D’ailleurs, quand vous avez quitté Nice en 2014, Strasbourg évoluait en National. Si ce n’est pas le Racing, vous acceptez d’aller jouer en troisième division ?
Non. J’ai accepté, car c’est Strasbourg, un club qui compte dans le football français.
« Il y aura toujours un petit regret, celui de ne pas avoir percé à Nice, mon club formateur. J’étais aussi en concurrence avec Dario Cvitanich. »
C’était pour moi le bon endroit pour progresser, jouer et marquer. J’ai fait deux saisons en National, j’ai joué, j’ai marqué. Même chose lors de notre année en Ligue 2, marquée par notre accession en L1. Je ne regrette évidemment pas mon choix.
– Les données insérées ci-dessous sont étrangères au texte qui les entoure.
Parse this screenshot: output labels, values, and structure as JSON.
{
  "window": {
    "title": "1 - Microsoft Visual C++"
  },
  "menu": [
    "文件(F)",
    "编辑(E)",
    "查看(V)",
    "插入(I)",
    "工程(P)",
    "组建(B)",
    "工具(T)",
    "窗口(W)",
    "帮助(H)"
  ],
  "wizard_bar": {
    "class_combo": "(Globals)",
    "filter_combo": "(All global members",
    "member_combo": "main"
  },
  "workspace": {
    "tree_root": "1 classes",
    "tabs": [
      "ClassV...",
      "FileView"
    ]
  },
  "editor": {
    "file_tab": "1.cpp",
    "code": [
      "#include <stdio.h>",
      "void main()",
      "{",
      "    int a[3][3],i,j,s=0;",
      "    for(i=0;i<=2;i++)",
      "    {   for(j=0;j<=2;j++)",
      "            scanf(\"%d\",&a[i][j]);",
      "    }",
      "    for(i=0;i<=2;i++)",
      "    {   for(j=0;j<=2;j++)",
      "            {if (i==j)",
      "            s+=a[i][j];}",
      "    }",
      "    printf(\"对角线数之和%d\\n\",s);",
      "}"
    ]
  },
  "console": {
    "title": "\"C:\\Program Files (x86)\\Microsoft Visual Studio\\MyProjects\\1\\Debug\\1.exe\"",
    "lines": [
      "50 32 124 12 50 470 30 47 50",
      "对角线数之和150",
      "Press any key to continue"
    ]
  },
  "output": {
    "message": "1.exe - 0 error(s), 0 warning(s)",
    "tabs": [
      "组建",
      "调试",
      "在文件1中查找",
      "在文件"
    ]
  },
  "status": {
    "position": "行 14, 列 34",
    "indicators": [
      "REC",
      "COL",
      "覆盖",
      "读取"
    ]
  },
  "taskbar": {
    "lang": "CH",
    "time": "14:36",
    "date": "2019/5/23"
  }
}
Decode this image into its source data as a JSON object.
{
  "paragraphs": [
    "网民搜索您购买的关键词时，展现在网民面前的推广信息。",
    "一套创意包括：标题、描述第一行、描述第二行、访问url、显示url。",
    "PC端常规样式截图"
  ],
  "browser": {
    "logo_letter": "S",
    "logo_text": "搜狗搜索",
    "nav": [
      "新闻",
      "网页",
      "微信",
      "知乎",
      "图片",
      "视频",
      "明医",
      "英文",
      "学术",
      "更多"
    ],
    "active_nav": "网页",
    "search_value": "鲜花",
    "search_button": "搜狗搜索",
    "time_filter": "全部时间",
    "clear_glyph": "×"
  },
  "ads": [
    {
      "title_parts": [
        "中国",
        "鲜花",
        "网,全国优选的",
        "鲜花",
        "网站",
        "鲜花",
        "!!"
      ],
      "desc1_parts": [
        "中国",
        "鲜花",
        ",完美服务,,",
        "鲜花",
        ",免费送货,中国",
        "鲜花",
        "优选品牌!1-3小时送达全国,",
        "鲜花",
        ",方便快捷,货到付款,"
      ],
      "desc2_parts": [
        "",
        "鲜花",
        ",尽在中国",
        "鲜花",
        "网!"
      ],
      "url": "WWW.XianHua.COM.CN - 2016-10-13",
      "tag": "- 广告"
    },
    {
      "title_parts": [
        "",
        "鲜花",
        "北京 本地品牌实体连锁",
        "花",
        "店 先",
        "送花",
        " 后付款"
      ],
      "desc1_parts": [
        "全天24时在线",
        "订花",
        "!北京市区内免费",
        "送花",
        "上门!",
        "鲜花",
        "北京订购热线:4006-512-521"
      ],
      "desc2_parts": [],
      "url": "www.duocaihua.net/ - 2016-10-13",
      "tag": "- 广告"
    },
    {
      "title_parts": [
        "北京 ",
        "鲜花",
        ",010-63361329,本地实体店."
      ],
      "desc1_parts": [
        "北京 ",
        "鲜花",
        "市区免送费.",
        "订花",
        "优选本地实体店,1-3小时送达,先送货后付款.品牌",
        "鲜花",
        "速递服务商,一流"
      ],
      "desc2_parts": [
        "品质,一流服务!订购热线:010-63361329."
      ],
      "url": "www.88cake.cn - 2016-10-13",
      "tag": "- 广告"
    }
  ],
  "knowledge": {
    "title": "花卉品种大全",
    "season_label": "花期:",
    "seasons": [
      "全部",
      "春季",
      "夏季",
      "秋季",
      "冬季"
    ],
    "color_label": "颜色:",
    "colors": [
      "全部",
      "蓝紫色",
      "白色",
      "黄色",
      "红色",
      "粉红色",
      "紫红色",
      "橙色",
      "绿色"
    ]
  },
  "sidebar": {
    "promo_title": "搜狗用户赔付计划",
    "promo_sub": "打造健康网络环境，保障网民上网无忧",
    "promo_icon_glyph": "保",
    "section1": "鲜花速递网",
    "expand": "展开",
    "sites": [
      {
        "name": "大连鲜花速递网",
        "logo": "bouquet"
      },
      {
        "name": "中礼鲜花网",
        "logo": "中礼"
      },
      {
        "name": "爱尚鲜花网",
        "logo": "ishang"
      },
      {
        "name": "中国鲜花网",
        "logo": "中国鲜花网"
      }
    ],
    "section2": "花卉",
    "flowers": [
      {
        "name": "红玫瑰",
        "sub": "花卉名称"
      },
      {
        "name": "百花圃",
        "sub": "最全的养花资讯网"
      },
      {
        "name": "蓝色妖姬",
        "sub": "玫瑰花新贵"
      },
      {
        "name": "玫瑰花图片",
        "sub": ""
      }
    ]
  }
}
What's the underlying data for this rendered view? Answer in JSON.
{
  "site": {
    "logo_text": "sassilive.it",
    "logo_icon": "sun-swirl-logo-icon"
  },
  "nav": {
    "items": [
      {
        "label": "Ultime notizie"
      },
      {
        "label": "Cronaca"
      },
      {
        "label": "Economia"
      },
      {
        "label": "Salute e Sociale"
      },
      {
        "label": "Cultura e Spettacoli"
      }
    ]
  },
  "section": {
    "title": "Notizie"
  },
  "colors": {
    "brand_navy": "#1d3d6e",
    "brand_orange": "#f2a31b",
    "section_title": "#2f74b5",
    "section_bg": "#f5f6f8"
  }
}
Bien sûr, il y aura toujours un petit regret, celui de ne pas avoir percé à Nice, mon club formateur. J’ai été souvent éloigné des terrains à cause des blessures. À un moment, j’étais aussi en concurrence avec Dario Cvitanich. Cela n’aide pas, mais ce ne sont pas des excuses...

Vous avez aussi été prêté en Écosse, à Saint-Mirren, en 2013-2014. Que retenez-vous de cette expérience de quelques mois ?
Sportivement, elle s’est révélée compliquée, car j’ai peu joué, notamment à cause d’une blessure. Le style de jeu est assez différent de celui de la France. Là-bas, c’est du box to box... En revanche, humainement, j’ai adoré ! Les gens sont sympas, toujours là pour t’encourager ! Le mec avec qui j’étais en concurrence à mon poste était dans cette démarche. Au niveau mentalité, l’Écosse, c’est vraiment bien.